FAUST Ahimè, ho studiato, a fondo e con ardente zelo, filosofia e giurisprudenza e medicina e, purtroppo, anche teologia. Eccomi qua, povero pazzo, e ne so quanto prima! Vengo chiamato Maestro, anzi dottore e già da dieci anni meno per il naso in su ed in giù, in qua ed in là, i miei scolari. E scopro che non possiamo sapere nulla! Ciò mi brucia quasi il cuore. Ne so, è vero, un po’ più di tutti quelli sciocchi, dottori, maestri, scribi e preti; non mi tormentano né scrupoli, né dubbi, né ho paura del diavolo o dell’inferno. Però mi è stata tolta in cambio di ciò ogni gioia; non mi metto in capo di sapere qualcosa di buono, non m’illudo di poter insegnare qualcosa, di saper rendere migliori o convertire gli uomini.
Oltre a ciò non ho né beni, né danari, né onori, né le glorie del mondo. Nemmeno un cane potrebbe continuare a vivere così. Mi sono dato pertanto alla magia, se mai il potere o la parola dello Spirito mi rivelassero qualche segreto. Per non dover dire, dopo così amare, sudate fatiche, quello che non so, per poter scoprire ciò che, nel profondo, tiene insieme l’universo e contemplare ogni attiva energia ed ogni primitiva sostanza e smetterla di rovistare nelle parole.
O potessi tu, o piena luna, contemplare per l’ultima volta il mio dolore, tu che io ho atteso, sovente, sino a mezzanotte, vegliando al mio leggio.
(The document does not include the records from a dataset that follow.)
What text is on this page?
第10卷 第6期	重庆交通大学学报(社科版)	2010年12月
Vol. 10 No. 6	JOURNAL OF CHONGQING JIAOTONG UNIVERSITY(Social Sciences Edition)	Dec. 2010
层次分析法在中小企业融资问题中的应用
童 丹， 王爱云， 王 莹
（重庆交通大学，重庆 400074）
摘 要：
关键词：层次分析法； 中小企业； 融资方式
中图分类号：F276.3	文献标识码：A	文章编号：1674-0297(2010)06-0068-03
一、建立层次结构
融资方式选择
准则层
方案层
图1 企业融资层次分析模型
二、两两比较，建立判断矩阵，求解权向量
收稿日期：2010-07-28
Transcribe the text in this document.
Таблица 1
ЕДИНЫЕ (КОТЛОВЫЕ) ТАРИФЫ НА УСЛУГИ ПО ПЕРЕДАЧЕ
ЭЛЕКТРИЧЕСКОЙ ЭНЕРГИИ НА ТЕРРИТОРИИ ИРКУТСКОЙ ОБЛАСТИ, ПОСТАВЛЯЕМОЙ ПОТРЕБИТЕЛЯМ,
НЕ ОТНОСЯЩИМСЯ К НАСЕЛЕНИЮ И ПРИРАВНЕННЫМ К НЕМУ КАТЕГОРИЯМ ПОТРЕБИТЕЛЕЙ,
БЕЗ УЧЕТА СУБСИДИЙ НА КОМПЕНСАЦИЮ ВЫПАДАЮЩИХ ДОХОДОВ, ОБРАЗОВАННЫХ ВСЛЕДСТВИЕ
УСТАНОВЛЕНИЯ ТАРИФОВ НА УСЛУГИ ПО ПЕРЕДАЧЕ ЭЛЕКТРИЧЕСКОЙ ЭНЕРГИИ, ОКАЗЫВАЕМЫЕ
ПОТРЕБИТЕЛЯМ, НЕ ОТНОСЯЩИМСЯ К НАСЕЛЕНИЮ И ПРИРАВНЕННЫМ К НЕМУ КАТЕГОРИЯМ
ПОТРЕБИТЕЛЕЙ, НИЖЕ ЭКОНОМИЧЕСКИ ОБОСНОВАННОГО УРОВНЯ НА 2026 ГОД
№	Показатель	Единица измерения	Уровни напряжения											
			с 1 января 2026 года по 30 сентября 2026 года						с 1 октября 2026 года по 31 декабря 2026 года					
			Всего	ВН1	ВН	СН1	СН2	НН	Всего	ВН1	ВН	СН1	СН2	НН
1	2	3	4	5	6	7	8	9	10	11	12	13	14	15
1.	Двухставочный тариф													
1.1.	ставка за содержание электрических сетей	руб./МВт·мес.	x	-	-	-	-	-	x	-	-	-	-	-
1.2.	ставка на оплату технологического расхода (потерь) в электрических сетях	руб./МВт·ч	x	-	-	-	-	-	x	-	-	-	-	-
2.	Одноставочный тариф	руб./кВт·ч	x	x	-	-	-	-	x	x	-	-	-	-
Poi su libri e carte, o mesta amica, mi apparisti. Oh!, potessi aggirarmi su cime di monti, andar errando nella tua cara luce, aleggiare cogli spiriti intorno a caverne montane, vagare sui prati al tuo crepuscolo, e risanarmi nel bagno della tua rugiada!
Ahimè! ancora chiuso in questo carcere? Un maledetto buco muffito, dove persino l’amabile luce del cielo s’intorbida, attraverso i vetri variopinti. Un buco rimpicciolito da questo mucchio di libri che i tarli forano e la polvere ricopre, rivestito di carta, nera per il fumo, fin sull’alta volta, con sparsi, tutto intorno, vasi ed ampolle, zeppo di strumenti ed ingombro delle avite masserizie – questo è il tuo mondo, e questo si chiama un mondo! […]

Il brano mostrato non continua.